ABSTRACT

To MR. FITZ-ADAM SIR, You cannot do a greater service to the world, than by promoting the real happiness of the best part of it, the fair sex; for whose sake I beg you will publish the following animadversions upon an error in education, which the good sense of the present age, with all its attachments to nature, has not totally eradicated. The error I mean is putting romances into the hands of young ladies; which being a sort of writing that abounds in characters no where to be found, can, at best, be but a useless employment, even supposing the readers of them to have neither relish nor understanding for superior concerns. But as this is by no means the case, and as the happiness of mankind is deeply interested in the sentiments and conduct of the ladies, why do we contribute to the filling their heads with fancies, which render them incapable either of enjoying or communicating that happiness? Why do we suffer those hearts, which ought to be appropriated to the various affections of social life, to be alienated by the mere creatures of the imagination?

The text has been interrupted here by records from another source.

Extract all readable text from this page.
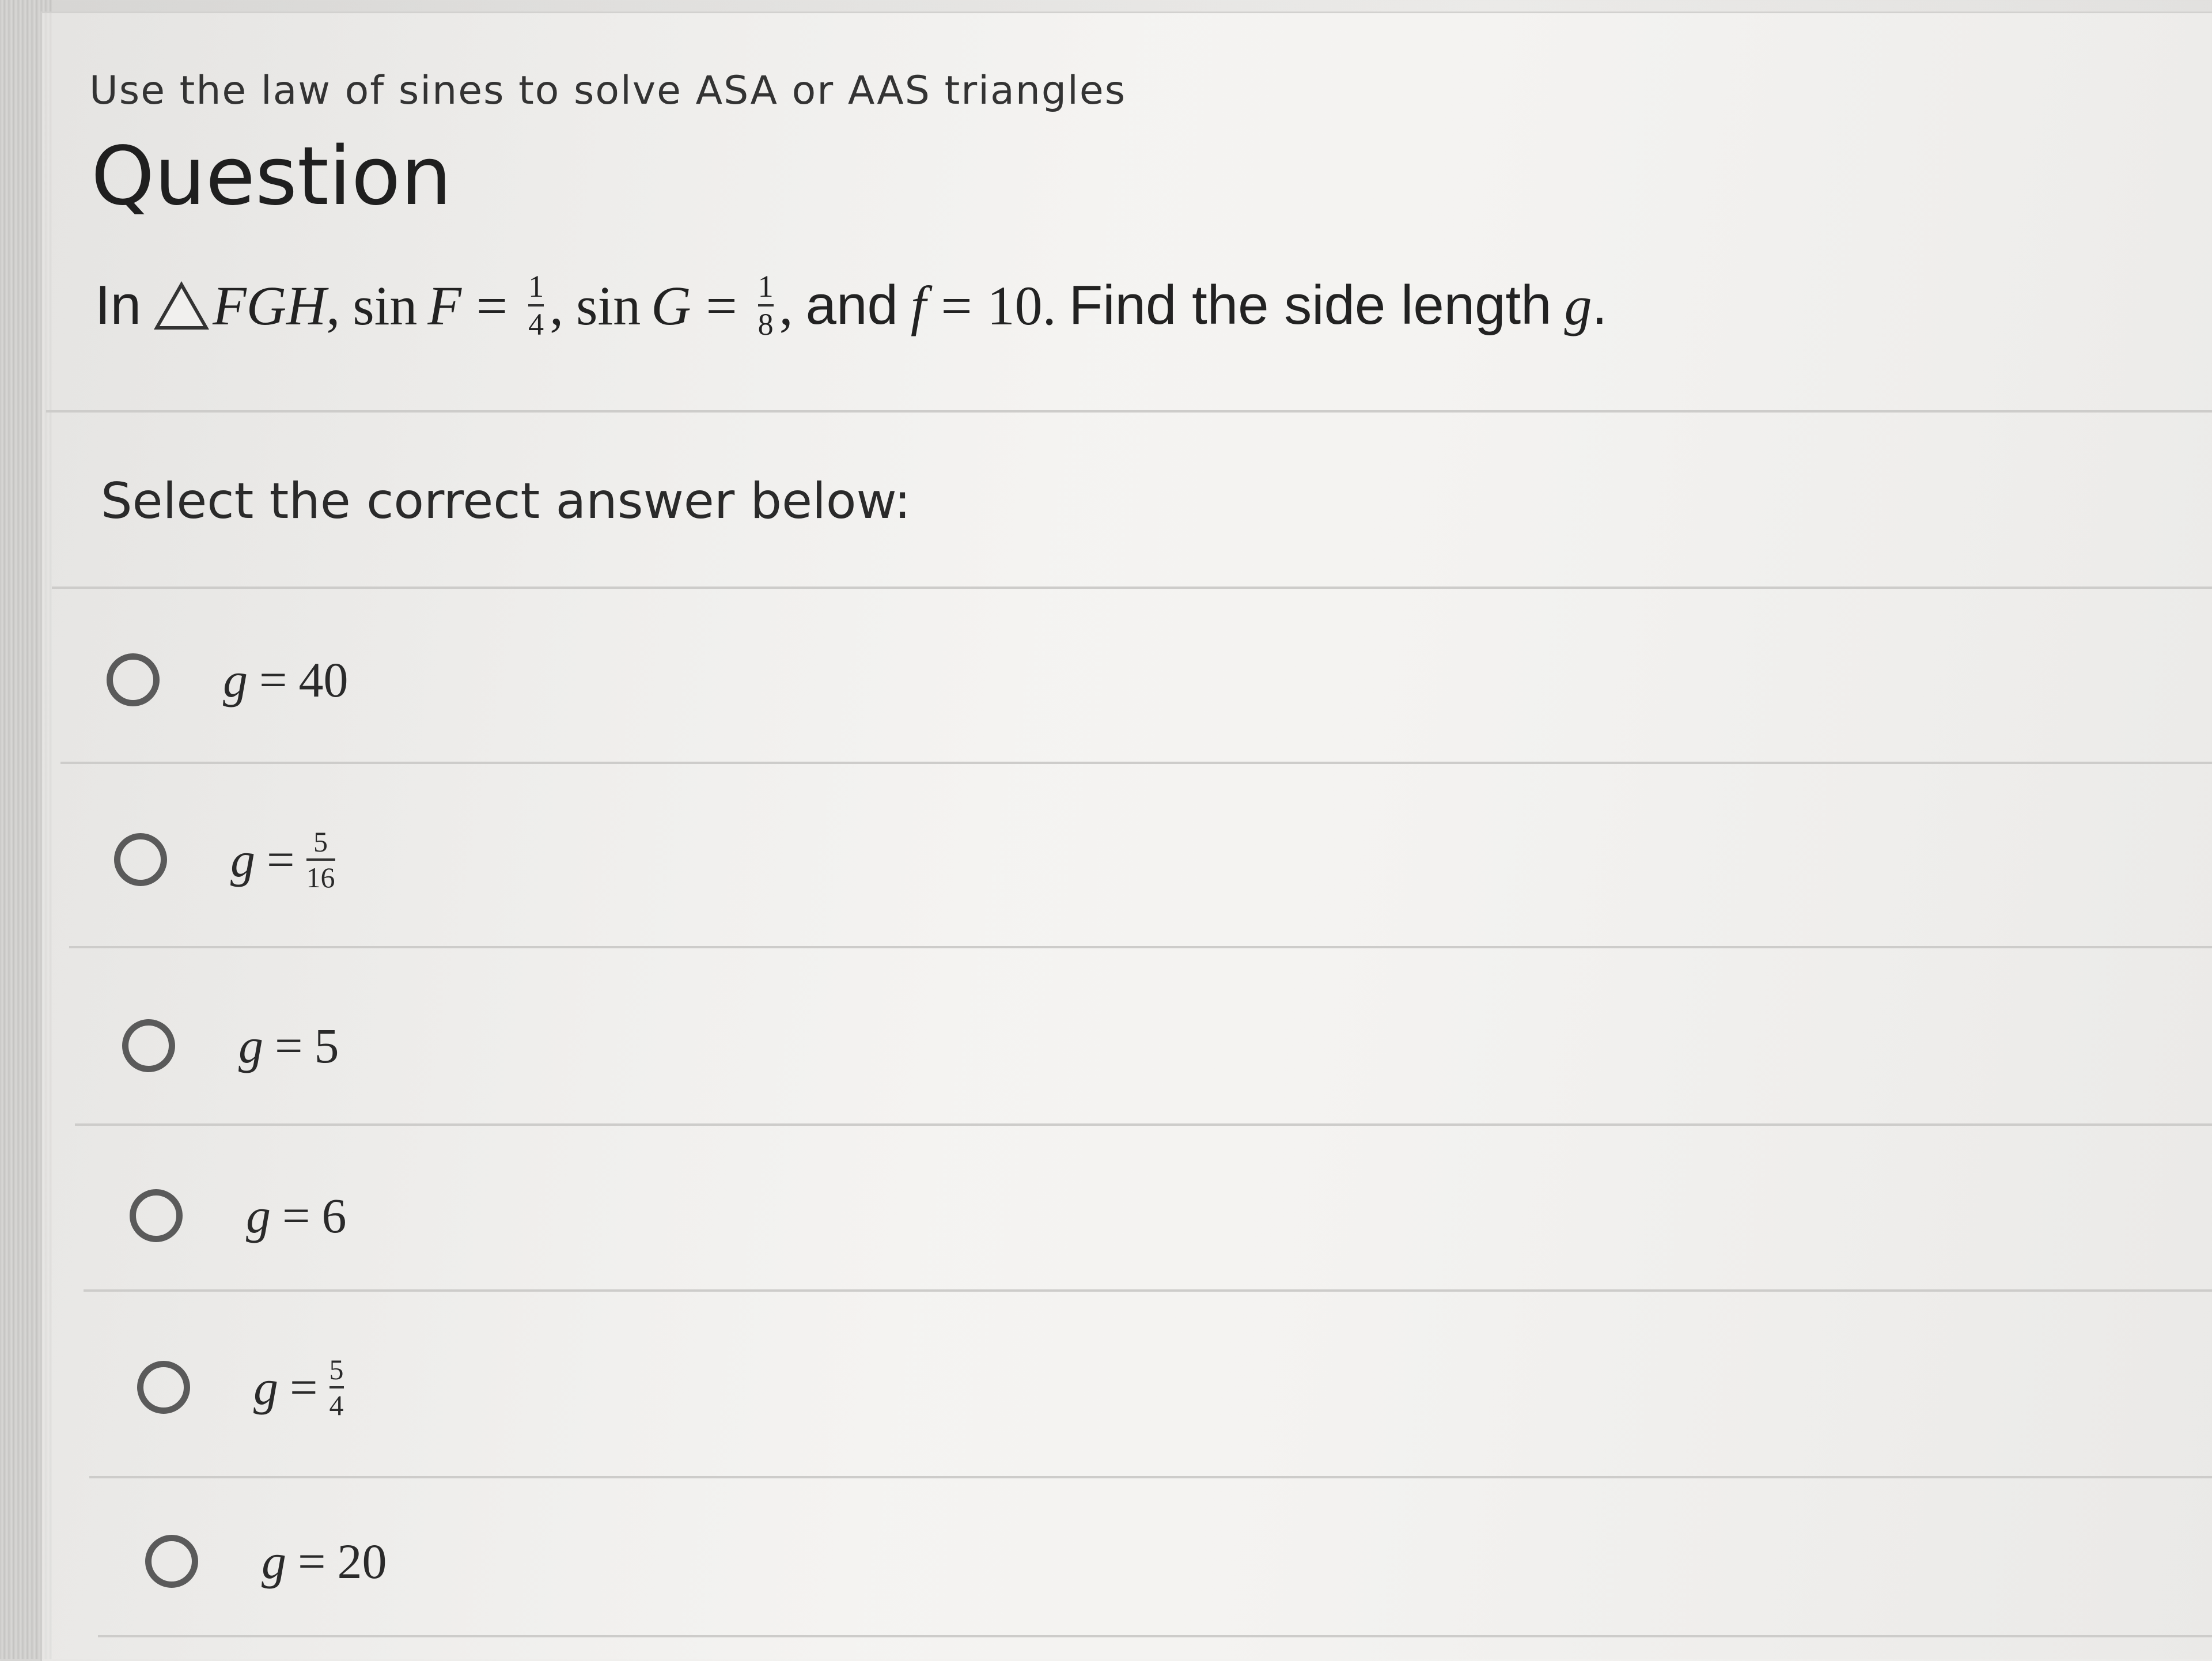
Use the law of sines to solve ASA or AAS triangles
Question
In FGH , $\sin F = \frac{1}{4}$ , $\sin G = \frac{1}{8}$ , and f = 10. Find the side length g .
Select the correct answer below:
g = 40
$g = \frac{5}{16}$
g = 5
g = 6
$g = \frac{5}{4}$
g = 20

In short, why do we suffer those who were born for the purpose of living in society with men endued with passions and frailties like their own, to be bred up in daily expectation of living out of it with such men as never have existed? Believe me, Mr. Fitz-Adam (as much as the age of nature as this is thought to be), I know several unmarried ladies, who in all probability had been long ago good wives and good mothers, if their imaginations had not been early perverted with the chimerical ideas of romantic love, and themselves cheated out of the charities (as Milton calls them),1 and all the real blessings of those relations, by the hopes of that ideal happiness, which is no where to be found but in romances.